I had silenced her with a single statement, delivered without tone or emotion. "Evie, only one of two truths is possible. Either you are exactly who you say you are, you're completely innocent in all of this, and I owe you the deepest of apologies and one hell of an explanation for the thousands of questions you probably have. You have been dragged into a world that you didn't know existed and may never be free of again. The second possibility is that you
are
somehow involved in this and that you are responsible - in however small a way - for Becky's murder. If that is true, then I am afraid there are no words in any human language that can describe the hell that you are about to endure at my hands. But right now, I don't trust myself to think rationally. I
want
you to be innocent, but my suspicion has too many questions. I have asked a friend to come and help me to get to the bottom of this. I trust their judgment implicitly. If they tell me that you are innocent, then you are innocent. If they tell me you are not, you are going to suffer beyond comprehension.
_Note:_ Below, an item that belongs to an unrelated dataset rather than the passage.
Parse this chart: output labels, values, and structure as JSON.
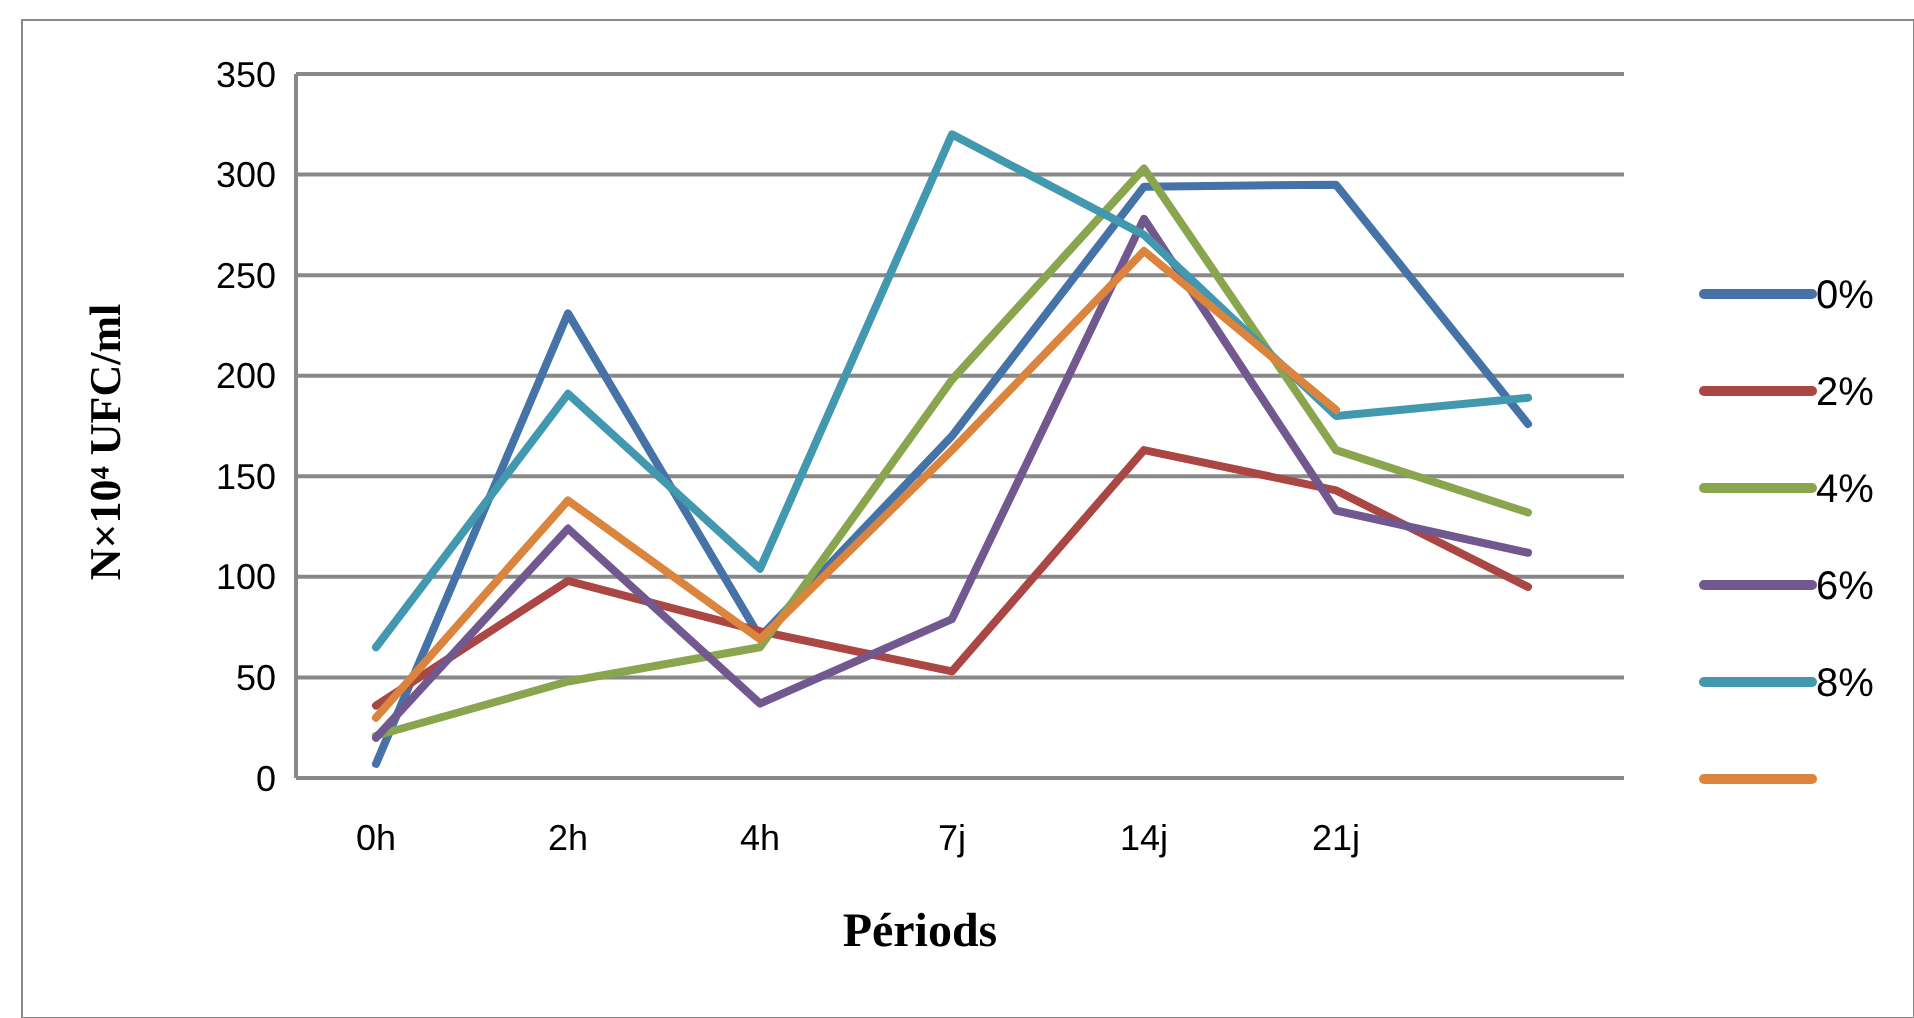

It will be a few days before they get here; in the meantime, you will be fed and kept as comfortable as possible, and you have my word that no harm will come to you. If you
are
innocent, you will wait. If you try to escape, you will answer my question for me. Please be patient."
Her eyes were streaming tears, and her face was pale and afraid, but she could hear the seriousness of my voice and had seen with her own eyes what I was capable of. She had simply nodded and sat down on her bed. With an adjoining bathroom to herself, she'd only left her room once since that conversation, just in time to watch me hammer in the nails keeping Toussant attached to his chair.
She hadn't come out again.
Listening to someone scream without vocal cords is beyond my ability to describe, but it suffices to say that it was a sound that would have horrified me before Becky's death and one that Evie would never forget.
I messaged Charlotte a little while later.
"I need you. As soon as you are possibly able."
"I can be there the day after Boxing day. Is everything okay?"